Romano Guardini, otro gran testigo y profeta del siglo XX, ha afirmado que “el lenguaje de las devociones ha sido reemplazado por palabras que pertenecen a la vida sobre la tierra y que describen el grito que una criatura dirige a la otra". Para la gente del siglo XX, Dios está muerto, y por eso podríamos dirigir nuestras invocaciones religiosas a seres poderosos, pero finitos, que serían como ángeles; "ángeles", que, sin embargo, no nos pueden ayudar. Según Guardini, nuestra conciencia de la ausencia de Dios significa que "la soledad se ha hecho aún más profunda". Con esto entramos en la necesidad de la persona humana de relacionar los diversos aspectos de su existencia en medio, como dice Tylor:
«Ese complejo conjunto que incluye el conocimiento, las creencias, las artes, la moral, las leyes, las costumbres y cualesquiera otras actitudes y hábitos adquiridos por el hombre como miembro de la sociedad».
Todos necesitamos, en efecto, aprender una lengua que nos permita entrar en comunicación con los demás, poner en marcha técnicas que nos protejan de las adversidades naturales, interpretar y dar sentido a la vida. La cultura aparece así como un constitutivo ontológico del hombre; es precisamente lo que hace del hombre un «ex-animal». Hoy este sentido del término está generalmente admitido.
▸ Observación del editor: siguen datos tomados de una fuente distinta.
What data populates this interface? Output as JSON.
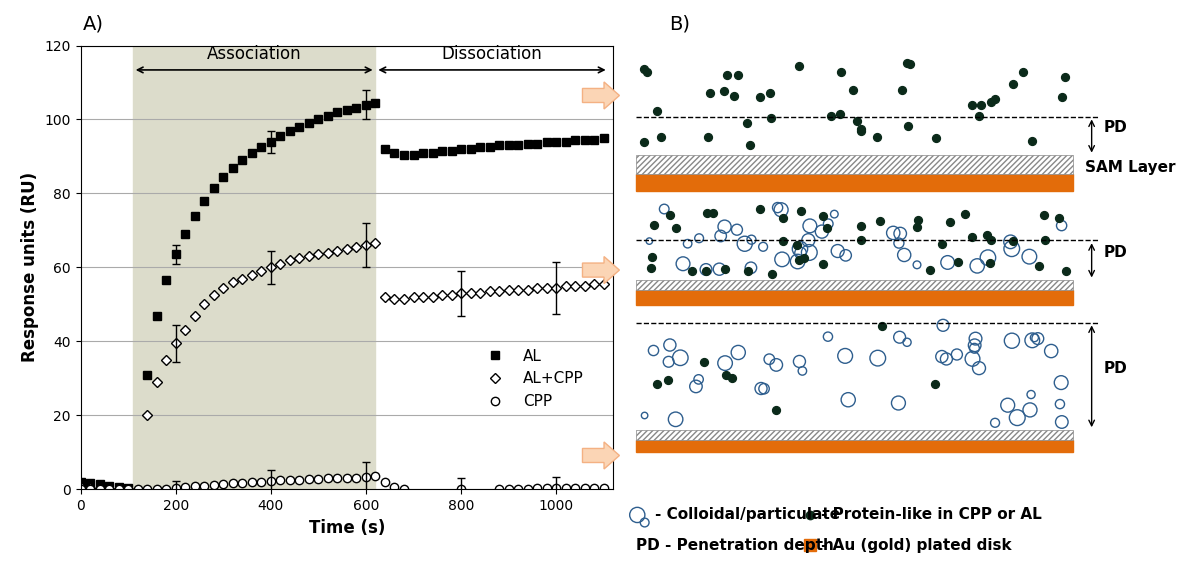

De hecho, es el propuesto tanto por la UNESCO como por el Vaticano II, cuya definición encontramos en la Constitución pastoral Gaudium et Spes, sobre la Iglesia en el mundo:
«En sentido amplio, la palabra “cultura” designa todo aquello por lo que el hombre perfecciona y desarrolla las múltiples capacidades de su espíritu y de su cuerpo; se esfuerza en someter al universo por medio del conocimiento y del trabajo; humaniza la vida social, la vida familiar y el conjunto de la vida civil, gracias al progreso de las costumbres y de las instituciones; traduce comunica y conserva en sus obras, en el transcurso del tiempo, las grandes experiencias espirituales y las grandes aspiraciones del hombre».
El Prof. Manuel Carreira, hace unos años concluía una ponencia sobre”Implicaciones teológicas de la física moderna” con estas palabras: “Todo nuestro conocimiento del mundo físico, decía Einstein, es incompleto y pueril, pero para él era lo más precioso que tenemos. Conocer la obra de Dios en cualquier aspecto de su grandeza es una labor ennoblecedora, y puede y debe hacerse sin prejuicios ni miedos. Como ha dicho Carl Friedrich von Weiszäcker, el primer sorbo de la copa de la ciencia aparta de Dios, pero cuanto más se bebe de ella, más claro se ve en su fondo el rostro del Creador”.